The Math - Laplace Transform of Dirac Impulses and Unit Step Functions
Now one interesting thing is that we have reach the real physical explanation of the Laplace transform variable "s". What does "s" mean? In Fourier transform, we know the variable is frequency. However, in Laplace transform, most textbook does not clearly explain the physical meaning of the variable "s". Here we can find that "s" is actually the time period. If s is T, you will get the average of x[i] over the "Period" of T.
That's how we can reach the formula with simplicity.

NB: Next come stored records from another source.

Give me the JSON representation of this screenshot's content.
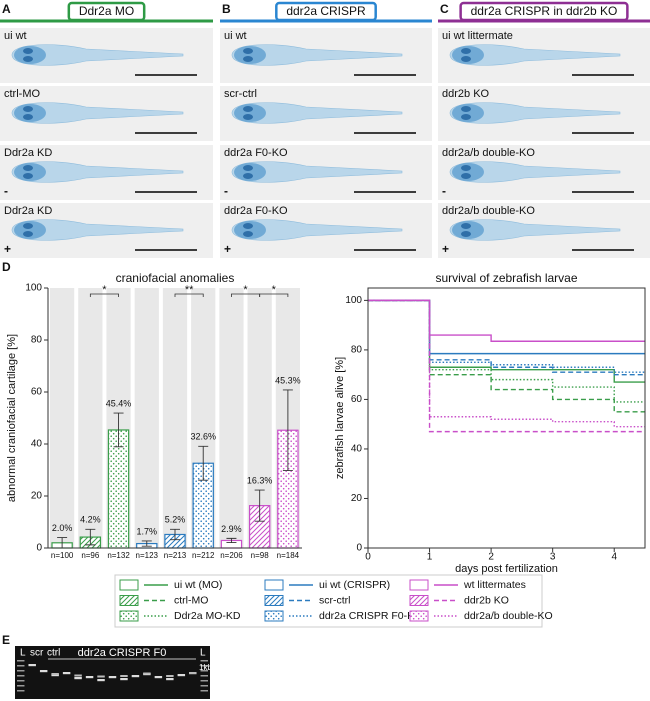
{
  "panels": [
    {
      "letter": "A",
      "header": "Ddr2a MO",
      "color": "#2e9a45",
      "images": [
        {
          "label": "ui wt"
        },
        {
          "label": "ctrl-MO"
        },
        {
          "label": "Ddr2a KD",
          "sign": "-"
        },
        {
          "label": "Ddr2a KD",
          "sign": "+"
        }
      ]
    },
    {
      "letter": "B",
      "header": "ddr2a CRISPR",
      "color": "#2a86d1",
      "images": [
        {
          "label": "ui wt"
        },
        {
          "label": "scr-ctrl"
        },
        {
          "label": "ddr2a F0-KO",
          "sign": "-"
        },
        {
          "label": "ddr2a F0-KO",
          "sign": "+"
        }
      ]
    },
    {
      "letter": "C",
      "header": "ddr2a CRISPR in ddr2b KO",
      "color": "#8e2f93",
      "images": [
        {
          "label": "ui wt littermate"
        },
        {
          "label": "ddr2b KO"
        },
        {
          "label": "ddr2a/b double-KO",
          "sign": "-"
        },
        {
          "label": "ddr2a/b double-KO",
          "sign": "+"
        }
      ]
    }
  ],
  "panel_d_letter": "D",
  "chart_data": [
    {
      "type": "bar",
      "title": "craniofacial anomalies",
      "y_label": "abnormal craniofacial cartilage [%]",
      "categories": [
        "n=100",
        "n=96",
        "n=132",
        "n=123",
        "n=213",
        "n=212",
        "n=206",
        "n=98",
        "n=184"
      ],
      "values": [
        2.0,
        4.2,
        45.4,
        1.7,
        5.2,
        32.6,
        2.9,
        16.3,
        45.3
      ],
      "value_labels": [
        "2.0%",
        "4.2%",
        "45.4%",
        "1.7%",
        "5.2%",
        "32.6%",
        "2.9%",
        "16.3%",
        "45.3%"
      ],
      "errors": [
        2,
        3,
        6.5,
        1,
        2,
        6.5,
        0.8,
        6,
        15.5
      ],
      "colors": [
        "#3a9d4a",
        "#3a9d4a",
        "#3a9d4a",
        "#2b7bbf",
        "#2b7bbf",
        "#2b7bbf",
        "#c94fc9",
        "#c94fc9",
        "#c94fc9"
      ],
      "patterns": [
        "open",
        "hatch",
        "dots",
        "open",
        "hatch",
        "dots",
        "open",
        "hatch",
        "dots"
      ],
      "ylim": [
        0,
        100
      ],
      "yticks": [
        0,
        20,
        40,
        60,
        80,
        100
      ],
      "significance": [
        {
          "text": "*",
          "bars": [
            1,
            2
          ]
        },
        {
          "text": "**",
          "bars": [
            4,
            5
          ]
        },
        {
          "text": "*",
          "bars": [
            6,
            7
          ]
        },
        {
          "text": "*",
          "bars": [
            7,
            8
          ]
        }
      ]
    },
    {
      "type": "line",
      "title": "survival of zebrafish larvae",
      "x_label": "days post fertilization",
      "y_label": "zebrafish larvae alive [%]",
      "x": [
        0,
        1,
        2,
        3,
        4
      ],
      "xlim": [
        0,
        4.5
      ],
      "xticks": [
        0,
        1,
        2,
        3,
        4
      ],
      "ylim": [
        0,
        105
      ],
      "yticks": [
        0,
        20,
        40,
        60,
        80,
        100
      ],
      "series": [
        {
          "name": "ui wt (MO)",
          "color": "#3a9d4a",
          "dash": "solid",
          "values": [
            100,
            73,
            72,
            72,
            67
          ]
        },
        {
          "name": "ctrl-MO",
          "color": "#3a9d4a",
          "dash": "dashed",
          "values": [
            100,
            70,
            64,
            60,
            55
          ]
        },
        {
          "name": "Ddr2a MO-KD",
          "color": "#3a9d4a",
          "dash": "dotted",
          "values": [
            100,
            72,
            68,
            65,
            59
          ]
        },
        {
          "name": "ui wt (CRISPR)",
          "color": "#2b7bbf",
          "dash": "solid",
          "values": [
            100,
            78.5,
            78.5,
            78.5,
            78.5
          ]
        },
        {
          "name": "scr-ctrl",
          "color": "#2b7bbf",
          "dash": "dashed",
          "values": [
            100,
            76,
            73,
            71,
            70
          ]
        },
        {
          "name": "ddr2a CRISPR F0-KO",
          "color": "#2b7bbf",
          "dash": "dotted",
          "values": [
            100,
            75,
            74,
            73,
            71
          ]
        },
        {
          "name": "wt littermates",
          "color": "#c94fc9",
          "dash": "solid",
          "values": [
            100,
            86,
            83.5,
            83.5,
            83.5
          ]
        },
        {
          "name": "ddr2b KO",
          "color": "#c94fc9",
          "dash": "dashed",
          "values": [
            100,
            47,
            47,
            47,
            47
          ]
        },
        {
          "name": "ddr2a/b double-KO",
          "color": "#c94fc9",
          "dash": "dotted",
          "values": [
            100,
            53,
            52,
            51,
            49
          ]
        }
      ]
    }
  ],
  "gel": {
    "letter": "E",
    "lanes": [
      "L",
      "scr",
      "ctrl"
    ],
    "group": "ddr2a CRISPR F0",
    "end_lane": "L",
    "marker": "1kb"
  }
}
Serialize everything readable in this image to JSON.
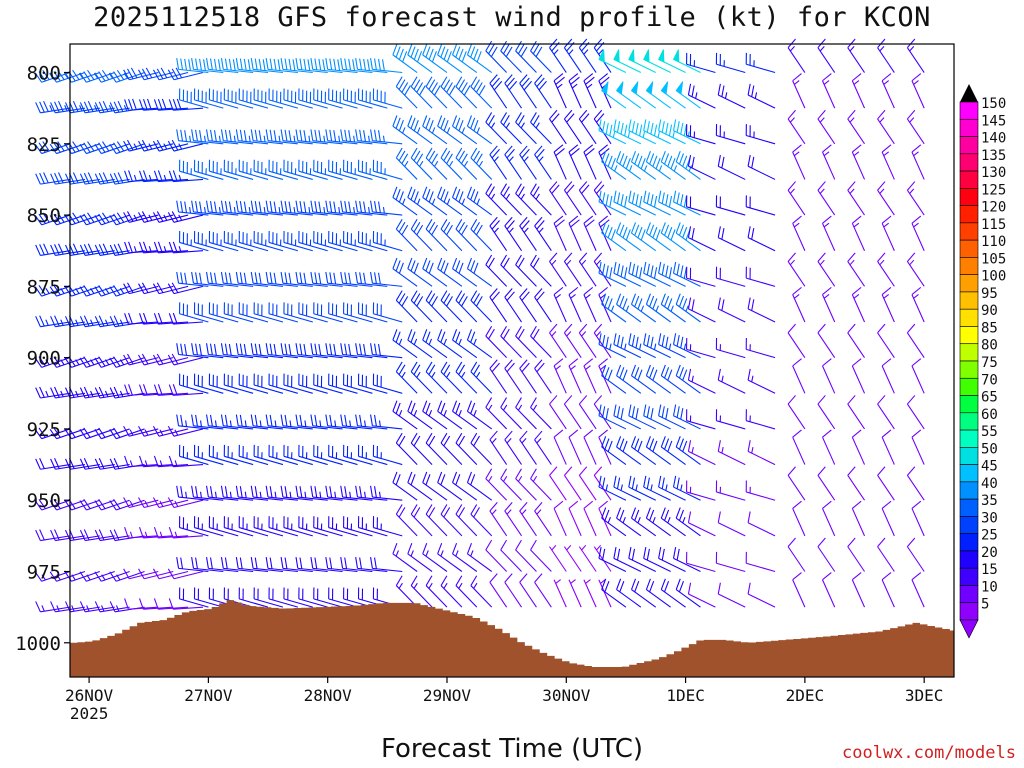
{
  "title": "2025112518 GFS forecast wind profile (kt) for KCON",
  "xaxis_label": "Forecast Time (UTC)",
  "credit": "coolwx.com/models",
  "chart_data": {
    "type": "wind_barb_profile",
    "title": "2025112518 GFS forecast wind profile (kt) for KCON",
    "xlabel": "Forecast Time (UTC)",
    "ylabel": "",
    "y_axis": {
      "reversed": true,
      "ylim": [
        1012,
        790
      ],
      "ticks": [
        800,
        825,
        850,
        875,
        900,
        925,
        950,
        975,
        1000
      ]
    },
    "x_axis": {
      "xlim": [
        -0.16,
        7.25
      ],
      "ticks": [
        {
          "day": 0,
          "label": "26NOV",
          "sublabel": "2025"
        },
        {
          "day": 1,
          "label": "27NOV"
        },
        {
          "day": 2,
          "label": "28NOV"
        },
        {
          "day": 3,
          "label": "29NOV"
        },
        {
          "day": 4,
          "label": "30NOV"
        },
        {
          "day": 5,
          "label": "1DEC"
        },
        {
          "day": 6,
          "label": "2DEC"
        },
        {
          "day": 7,
          "label": "3DEC"
        }
      ]
    },
    "levels_hPa": [
      800,
      812.5,
      825,
      837.5,
      850,
      862.5,
      875,
      887.5,
      900,
      912.5,
      925,
      937.5,
      950,
      962.5,
      975,
      987.5
    ],
    "profile_segments": [
      {
        "start_day": -0.16,
        "end_day": 0.58,
        "step_days": 0.125,
        "top_speed_kt": 35,
        "bottom_speed_kt": 15,
        "from_direction_deg": 255
      },
      {
        "start_day": 0.58,
        "end_day": 1.0,
        "step_days": 0.125,
        "top_speed_kt": 30,
        "bottom_speed_kt": 10,
        "from_direction_deg": 260
      },
      {
        "start_day": 1.0,
        "end_day": 2.0,
        "step_days": 0.125,
        "top_speed_kt": 40,
        "bottom_speed_kt": 20,
        "from_direction_deg": 280
      },
      {
        "start_day": 2.0,
        "end_day": 2.75,
        "step_days": 0.125,
        "top_speed_kt": 40,
        "bottom_speed_kt": 20,
        "from_direction_deg": 280
      },
      {
        "start_day": 2.75,
        "end_day": 3.5,
        "step_days": 0.125,
        "top_speed_kt": 40,
        "bottom_speed_kt": 15,
        "from_direction_deg": 310
      },
      {
        "start_day": 3.5,
        "end_day": 4.0,
        "step_days": 0.125,
        "top_speed_kt": 30,
        "bottom_speed_kt": 10,
        "from_direction_deg": 320
      },
      {
        "start_day": 4.0,
        "end_day": 4.5,
        "step_days": 0.125,
        "top_speed_kt": 25,
        "bottom_speed_kt": 5,
        "from_direction_deg": 330
      },
      {
        "start_day": 4.5,
        "end_day": 5.25,
        "step_days": 0.125,
        "top_speed_kt": 50,
        "bottom_speed_kt": 20,
        "from_direction_deg": 300
      },
      {
        "start_day": 5.25,
        "end_day": 6.0,
        "step_days": 0.25,
        "top_speed_kt": 25,
        "bottom_speed_kt": 10,
        "from_direction_deg": 290
      },
      {
        "start_day": 6.0,
        "end_day": 7.25,
        "step_days": 0.25,
        "top_speed_kt": 15,
        "bottom_speed_kt": 10,
        "from_direction_deg": 330
      }
    ],
    "terrain": {
      "color": "#a0522d",
      "surface_pressure_hPa": [
        [
          -0.16,
          1000
        ],
        [
          0.0,
          999.5
        ],
        [
          0.2,
          997
        ],
        [
          0.4,
          993
        ],
        [
          0.6,
          992
        ],
        [
          0.8,
          989
        ],
        [
          1.0,
          988
        ],
        [
          1.15,
          985
        ],
        [
          1.3,
          987
        ],
        [
          1.6,
          988
        ],
        [
          1.9,
          987.5
        ],
        [
          2.2,
          987
        ],
        [
          2.45,
          986
        ],
        [
          2.7,
          986
        ],
        [
          2.85,
          987.5
        ],
        [
          3.0,
          989
        ],
        [
          3.2,
          991
        ],
        [
          3.4,
          995
        ],
        [
          3.6,
          1000
        ],
        [
          3.8,
          1004
        ],
        [
          4.0,
          1007
        ],
        [
          4.2,
          1008.5
        ],
        [
          4.45,
          1008.5
        ],
        [
          4.6,
          1007
        ],
        [
          4.75,
          1005.5
        ],
        [
          4.9,
          1003
        ],
        [
          5.1,
          999
        ],
        [
          5.3,
          999
        ],
        [
          5.5,
          1000
        ],
        [
          5.8,
          999
        ],
        [
          6.1,
          998
        ],
        [
          6.35,
          997
        ],
        [
          6.6,
          996
        ],
        [
          6.9,
          993
        ],
        [
          7.25,
          996
        ]
      ]
    },
    "colorbar": {
      "unit": "kt",
      "labels": [
        150,
        145,
        140,
        135,
        130,
        125,
        120,
        115,
        110,
        105,
        100,
        95,
        90,
        85,
        80,
        75,
        70,
        65,
        60,
        55,
        50,
        45,
        40,
        35,
        30,
        25,
        20,
        15,
        10,
        5
      ],
      "colors": [
        "#ff00ff",
        "#ff00d0",
        "#ff00a0",
        "#ff0070",
        "#ff0040",
        "#ff0010",
        "#ff2000",
        "#ff4000",
        "#ff6000",
        "#ff8000",
        "#ffa000",
        "#ffc000",
        "#ffe000",
        "#ffff00",
        "#c0ff00",
        "#80ff00",
        "#40ff00",
        "#00ff40",
        "#00ff80",
        "#00ffc0",
        "#00e0e0",
        "#00c0ff",
        "#0090ff",
        "#0060ff",
        "#0040ff",
        "#0020ff",
        "#2000ff",
        "#4000ff",
        "#7000ff",
        "#9000ff"
      ]
    }
  }
}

Explanation to Question A:
When T is very small (comparable to the size of time gap between adjacent data points). In the first code example, when s1 = 1, why the output 1.582 is significantly greater than the "real average of 1"? That's because there is a Dirac impulse exactly at the time point of 0, and the closest one to it is at the time point of -1. Therefore, in the "decaying" model, we know that when the the area (of Dirac impulse) are all at time point 0, it has more contribution than the area evenly spreaded between 0 and -1 (i.e. a square of 1 x 1). That's why the value from this algorithm is 1.582. In fact, it truely reflected the effect of "decaying over time". When T is greater, it will round this effect over larget time window and becomes more immune to local changes.
This method does very good job in computing average time and trend prediction. Check out the code here for example. The blue and green dashes almost overlaps, where the blue is the results of the current Laplace method, while the green the moving average (sum of values in period divided by period).
Limitations
However, there is some limitation if you want to compare it to the real moving average when there is sine wave component in the values. This algorithm seems to amplify the sine wave when the T is over 1/2 of the period of the sine wave.